As the Harper government moves backward, the results of his policies impinge on the future. For example, his present support of the tar sands--the most destructive project on Earth--will accelerate humanity's race to a 4-degree C world. In that event, Britain's Tyndall Centre estimates that only one in 20 will survive.

Apparently Harper believes he will be one of the 20.

At what point does stupidity become criminal?

Owen Gray said...

An excellent question. But one has to assume -- given Bruce Carson's rise as one of Mr. Harper's fixers and the new "tough on crime" agenda -- that this government defines crime as what others do.

Gaianicity said...

As Harper moves back to the fifties, unfortunately the world moves forward trying to cope with the consequences of his policies.

For example,the international community several times has voted his environment policy the worst in the world. He has consistently worked to prevent the success of international climate negotiations. This son of an Imperial Oil executive, has provided billions of dollars of taxpayers' money to support Alberta's Tar Sands--the most destructive development on Earth. Rivers have been polluted, carbon emissions have soared, the health of aboriginals has been ignored, Ontario's economy, tied to our petrodollar, has suffered massive job losses, renewable energy development has been forestalled.

More than any other individual on the planet, he has led the charge towards a 4 degree C world. Britain's Tyndall Centre estimates that such a world will support at maximum 500 million people.

At what point does stupidity become criminal?

London barrister Polly Higgins wants Ecocide to be recognized by the UN as the fifth Crime against Peace, under the of the jurisdiction of the International Criminal Court. http://www.thisisecocide.com/

Harper sees Earth as a place where resources are available for commercial exploitation.
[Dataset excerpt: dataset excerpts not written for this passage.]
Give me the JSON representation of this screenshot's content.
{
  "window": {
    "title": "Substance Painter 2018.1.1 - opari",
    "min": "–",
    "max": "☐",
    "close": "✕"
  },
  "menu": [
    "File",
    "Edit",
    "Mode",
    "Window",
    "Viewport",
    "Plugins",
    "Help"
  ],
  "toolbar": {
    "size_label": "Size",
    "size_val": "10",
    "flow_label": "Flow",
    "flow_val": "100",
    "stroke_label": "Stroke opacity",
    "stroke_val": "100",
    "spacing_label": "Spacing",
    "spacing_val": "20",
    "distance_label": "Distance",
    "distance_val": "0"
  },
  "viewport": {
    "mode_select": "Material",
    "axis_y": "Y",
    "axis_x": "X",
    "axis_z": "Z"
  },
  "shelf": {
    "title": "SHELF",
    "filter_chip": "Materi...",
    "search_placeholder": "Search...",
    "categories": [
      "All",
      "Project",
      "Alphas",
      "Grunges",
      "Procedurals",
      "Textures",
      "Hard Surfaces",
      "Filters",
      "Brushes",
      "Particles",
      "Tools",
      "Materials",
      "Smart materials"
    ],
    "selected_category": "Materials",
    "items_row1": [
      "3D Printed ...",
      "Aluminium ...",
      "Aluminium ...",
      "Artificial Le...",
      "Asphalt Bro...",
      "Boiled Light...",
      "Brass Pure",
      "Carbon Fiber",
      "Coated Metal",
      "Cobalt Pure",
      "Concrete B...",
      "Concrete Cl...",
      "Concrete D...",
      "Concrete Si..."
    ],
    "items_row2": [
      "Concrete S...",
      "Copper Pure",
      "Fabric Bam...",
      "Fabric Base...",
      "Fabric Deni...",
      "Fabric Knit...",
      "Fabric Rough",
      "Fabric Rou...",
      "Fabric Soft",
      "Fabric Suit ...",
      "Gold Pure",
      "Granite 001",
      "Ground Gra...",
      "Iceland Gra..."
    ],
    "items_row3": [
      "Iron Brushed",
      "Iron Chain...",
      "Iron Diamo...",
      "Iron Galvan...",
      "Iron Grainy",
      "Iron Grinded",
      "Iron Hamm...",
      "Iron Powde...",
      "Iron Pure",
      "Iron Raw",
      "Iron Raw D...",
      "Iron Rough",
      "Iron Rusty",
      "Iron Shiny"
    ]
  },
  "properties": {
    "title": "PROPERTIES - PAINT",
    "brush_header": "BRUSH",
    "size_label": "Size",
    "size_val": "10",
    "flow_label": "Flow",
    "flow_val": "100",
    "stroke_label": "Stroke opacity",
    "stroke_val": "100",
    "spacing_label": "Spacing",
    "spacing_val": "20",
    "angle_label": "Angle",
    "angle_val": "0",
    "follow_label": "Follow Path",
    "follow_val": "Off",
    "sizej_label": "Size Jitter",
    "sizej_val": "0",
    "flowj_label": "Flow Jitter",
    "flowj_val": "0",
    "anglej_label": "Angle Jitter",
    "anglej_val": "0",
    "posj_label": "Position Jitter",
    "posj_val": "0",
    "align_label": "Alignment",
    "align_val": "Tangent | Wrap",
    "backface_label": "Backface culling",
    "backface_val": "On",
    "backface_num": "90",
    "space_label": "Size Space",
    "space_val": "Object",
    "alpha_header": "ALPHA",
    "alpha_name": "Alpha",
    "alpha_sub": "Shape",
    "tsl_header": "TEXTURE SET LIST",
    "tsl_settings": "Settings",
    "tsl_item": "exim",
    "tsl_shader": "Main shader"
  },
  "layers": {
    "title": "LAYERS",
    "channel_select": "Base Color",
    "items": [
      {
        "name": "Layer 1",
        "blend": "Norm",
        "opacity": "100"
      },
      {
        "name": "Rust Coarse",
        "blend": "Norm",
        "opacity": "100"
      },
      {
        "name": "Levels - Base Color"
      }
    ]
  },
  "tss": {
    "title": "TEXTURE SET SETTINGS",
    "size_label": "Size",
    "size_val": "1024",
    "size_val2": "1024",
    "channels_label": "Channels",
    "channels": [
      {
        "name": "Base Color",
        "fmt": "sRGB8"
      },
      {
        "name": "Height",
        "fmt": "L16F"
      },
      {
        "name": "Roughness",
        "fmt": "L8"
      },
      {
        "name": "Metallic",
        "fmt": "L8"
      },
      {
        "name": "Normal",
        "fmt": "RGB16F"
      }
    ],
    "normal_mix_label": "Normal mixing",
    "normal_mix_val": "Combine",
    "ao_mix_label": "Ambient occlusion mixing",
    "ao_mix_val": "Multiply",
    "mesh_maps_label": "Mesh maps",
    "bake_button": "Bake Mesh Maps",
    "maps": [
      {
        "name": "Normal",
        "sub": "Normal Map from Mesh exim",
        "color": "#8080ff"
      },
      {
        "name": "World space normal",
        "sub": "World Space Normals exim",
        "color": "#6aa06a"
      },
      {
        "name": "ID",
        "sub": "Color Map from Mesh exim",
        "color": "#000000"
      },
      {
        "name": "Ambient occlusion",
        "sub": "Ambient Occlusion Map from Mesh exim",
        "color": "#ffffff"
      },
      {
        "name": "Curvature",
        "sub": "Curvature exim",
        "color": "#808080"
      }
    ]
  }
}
He either ignores or rejects his role as a steward of Earth with a duty of care to protect it. For Polly Higgins, this is a sacred trust and Ecocide is a law of strict liability. What counts is not what you intend by your actions, but rather their consequences.

If Higgins proposal is accepted by the General Assembly, in all probability Harper would find himself as a defendant before the International Criminal Court.

I suspect many Canadians would say the sooner the better.

Owen Gray said...

I'm glad you mentioned the Higgins proposal. It sets up an entirely different yardstick by which to measure government accountability.

Harper claims that he stands for government accountability. He has failed on that score, even by his own definition.